Western Flower Thrips
In recent years, of all 5,000+ species of thrips, the Western Flower Thrips is the most researched. It is an incredibly successful generalist plant parasite and is often the most common species encountered in various crops, causing a stippling or silvering damage demarcated by black liquid spots of excrement. Larvae and adults tend to have a thin, cigar-shaped yellowish-cream colored body that reaches ~2 millimeters in length. When larvae develop enough, they enter a suspended state before developing into adults, and often drop to the ground during this period, making them vulnerable to Steinernema feltiae nematodes, predatory mites like Hypoaspis miles, and other treatments.
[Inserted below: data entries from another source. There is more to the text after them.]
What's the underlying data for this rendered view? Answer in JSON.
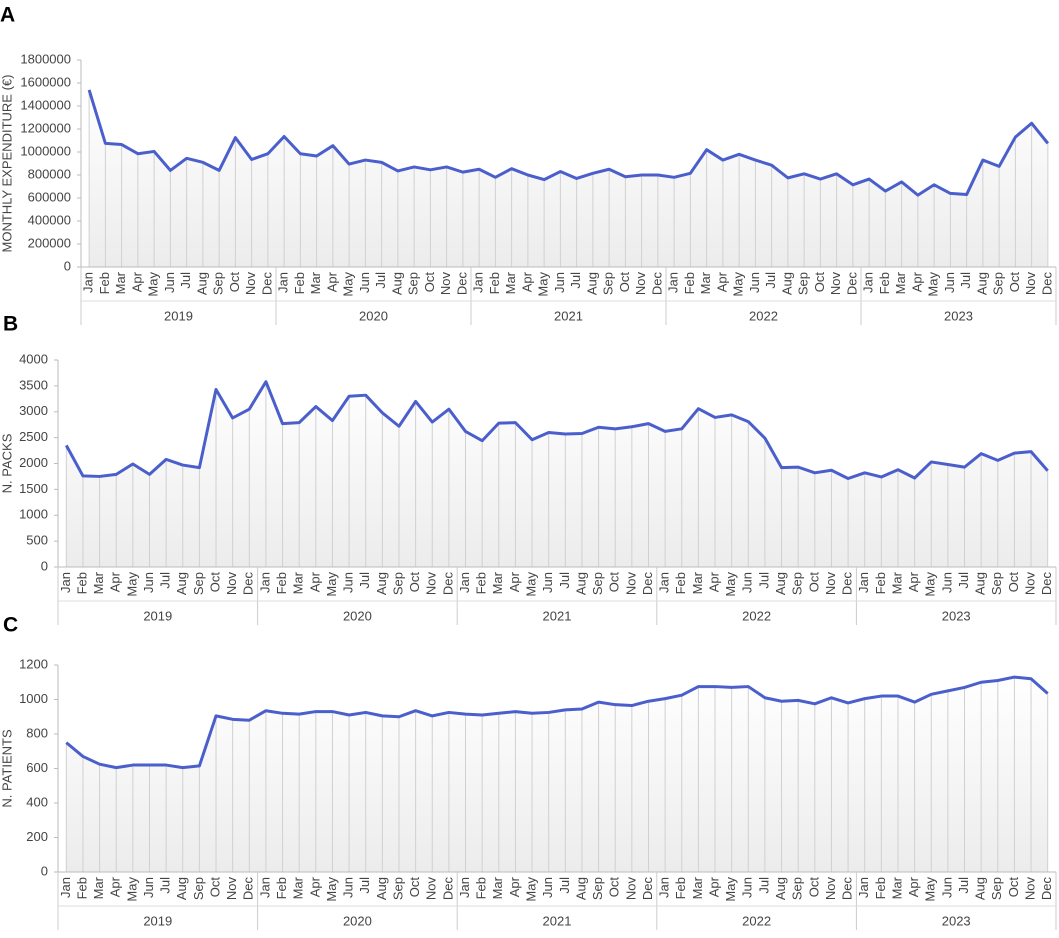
{
  "chart_data": [
    {
      "type": "line",
      "panel_label": "A",
      "y_label": "MONTHLY EXPENDITURE (€)",
      "categories": [
        "Jan",
        "Feb",
        "Mar",
        "Apr",
        "May",
        "Jun",
        "Jul",
        "Aug",
        "Sep",
        "Oct",
        "Nov",
        "Dec",
        "Jan",
        "Feb",
        "Mar",
        "Apr",
        "May",
        "Jun",
        "Jul",
        "Aug",
        "Sep",
        "Oct",
        "Nov",
        "Dec",
        "Jan",
        "Feb",
        "Mar",
        "Apr",
        "May",
        "Jun",
        "Jul",
        "Aug",
        "Sep",
        "Oct",
        "Nov",
        "Dec",
        "Jan",
        "Feb",
        "Mar",
        "Apr",
        "May",
        "Jun",
        "Jul",
        "Aug",
        "Sep",
        "Oct",
        "Nov",
        "Dec",
        "Jan",
        "Feb",
        "Mar",
        "Apr",
        "May",
        "Jun",
        "Jul",
        "Aug",
        "Sep",
        "Oct",
        "Nov",
        "Dec"
      ],
      "category_groups": [
        "2019",
        "2020",
        "2021",
        "2022",
        "2023"
      ],
      "values": [
        1540000,
        1075000,
        1065000,
        985000,
        1005000,
        840000,
        945000,
        910000,
        840000,
        1125000,
        935000,
        985000,
        1135000,
        985000,
        965000,
        1055000,
        895000,
        930000,
        910000,
        835000,
        870000,
        845000,
        870000,
        825000,
        850000,
        780000,
        855000,
        800000,
        760000,
        830000,
        770000,
        815000,
        850000,
        785000,
        800000,
        800000,
        780000,
        815000,
        1020000,
        930000,
        980000,
        930000,
        885000,
        775000,
        810000,
        765000,
        810000,
        715000,
        765000,
        660000,
        740000,
        625000,
        715000,
        640000,
        630000,
        930000,
        875000,
        1130000,
        1250000,
        1075000
      ],
      "color": "#4a5fcc",
      "ylim": [
        0,
        1800000
      ],
      "yticks": [
        0,
        200000,
        400000,
        600000,
        800000,
        1000000,
        1200000,
        1400000,
        1600000,
        1800000
      ],
      "drop_lines": true
    },
    {
      "type": "line",
      "panel_label": "B",
      "y_label": "N. PACKS",
      "categories": [
        "Jan",
        "Feb",
        "Mar",
        "Apr",
        "May",
        "Jun",
        "Jul",
        "Aug",
        "Sep",
        "Oct",
        "Nov",
        "Dec",
        "Jan",
        "Feb",
        "Mar",
        "Apr",
        "May",
        "Jun",
        "Jul",
        "Aug",
        "Sep",
        "Oct",
        "Nov",
        "Dec",
        "Jan",
        "Feb",
        "Mar",
        "Apr",
        "May",
        "Jun",
        "Jul",
        "Aug",
        "Sep",
        "Oct",
        "Nov",
        "Dec",
        "Jan",
        "Feb",
        "Mar",
        "Apr",
        "May",
        "Jun",
        "Jul",
        "Aug",
        "Sep",
        "Oct",
        "Nov",
        "Dec",
        "Jan",
        "Feb",
        "Mar",
        "Apr",
        "May",
        "Jun",
        "Jul",
        "Aug",
        "Sep",
        "Oct",
        "Nov",
        "Dec"
      ],
      "category_groups": [
        "2019",
        "2020",
        "2021",
        "2022",
        "2023"
      ],
      "values": [
        2350,
        1760,
        1750,
        1790,
        1990,
        1790,
        2080,
        1970,
        1920,
        3430,
        2880,
        3050,
        3580,
        2770,
        2790,
        3100,
        2830,
        3300,
        3320,
        2980,
        2720,
        3200,
        2800,
        3050,
        2620,
        2440,
        2780,
        2790,
        2460,
        2600,
        2570,
        2580,
        2700,
        2670,
        2710,
        2770,
        2620,
        2670,
        3060,
        2890,
        2940,
        2810,
        2490,
        1920,
        1930,
        1820,
        1870,
        1710,
        1820,
        1740,
        1880,
        1720,
        2030,
        1980,
        1930,
        2190,
        2060,
        2200,
        2230,
        1860
      ],
      "color": "#4a5fcc",
      "ylim": [
        0,
        4000
      ],
      "yticks": [
        0,
        500,
        1000,
        1500,
        2000,
        2500,
        3000,
        3500,
        4000
      ],
      "drop_lines": true
    },
    {
      "type": "line",
      "panel_label": "C",
      "y_label": "N. PATIENTS",
      "categories": [
        "Jan",
        "Feb",
        "Mar",
        "Apr",
        "May",
        "Jun",
        "Jul",
        "Aug",
        "Sep",
        "Oct",
        "Nov",
        "Dec",
        "Jan",
        "Feb",
        "Mar",
        "Apr",
        "May",
        "Jun",
        "Jul",
        "Aug",
        "Sep",
        "Oct",
        "Nov",
        "Dec",
        "Jan",
        "Feb",
        "Mar",
        "Apr",
        "May",
        "Jun",
        "Jul",
        "Aug",
        "Sep",
        "Oct",
        "Nov",
        "Dec",
        "Jan",
        "Feb",
        "Mar",
        "Apr",
        "May",
        "Jun",
        "Jul",
        "Aug",
        "Sep",
        "Oct",
        "Nov",
        "Dec",
        "Jan",
        "Feb",
        "Mar",
        "Apr",
        "May",
        "Jun",
        "Jul",
        "Aug",
        "Sep",
        "Oct",
        "Nov",
        "Dec"
      ],
      "category_groups": [
        "2019",
        "2020",
        "2021",
        "2022",
        "2023"
      ],
      "values": [
        750,
        670,
        625,
        605,
        620,
        620,
        620,
        605,
        615,
        905,
        885,
        880,
        935,
        920,
        915,
        930,
        930,
        910,
        925,
        905,
        900,
        935,
        905,
        925,
        915,
        910,
        920,
        930,
        920,
        925,
        940,
        945,
        985,
        970,
        965,
        990,
        1005,
        1025,
        1075,
        1075,
        1070,
        1075,
        1010,
        990,
        995,
        975,
        1010,
        980,
        1005,
        1020,
        1020,
        985,
        1030,
        1050,
        1070,
        1100,
        1110,
        1130,
        1120,
        1035
      ],
      "color": "#4a5fcc",
      "ylim": [
        0,
        1200
      ],
      "yticks": [
        0,
        200,
        400,
        600,
        800,
        1000,
        1200
      ],
      "drop_lines": true
    }
  ]
}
The main challenge of thrips is their sheer persistence in the ambient environment that is intensified in contexts where surrounding plant life is desiccating, or the environment starts to increase in temperature as adults become more active in their search for suitable hosts.
Hop Latent Viroid
The cannabis virome—all the viruses known to associate with cannabis—is poorly characterized currently. Cannabis cultivators are often not aware of these conventionally incurable parasites and lack infrastructural support and biosecurity options at all scales from private to commercial for solutions. Similar to viruses, viroids are persistent replicating parasites but their unique RNA-structure means they do not code for any genes; the viroid is recognized as cellular RNA and uses plant cellular processes to create more of itself, in the process fragmenting into small pieces that bind with other genetic material and stalls their production which leads to symptoms like stunting, brittle stems, and low metabolite production. Insidiously invisible and prone to transmission through touch and equipment, HLVd testing is paramount for serious prevention strategies.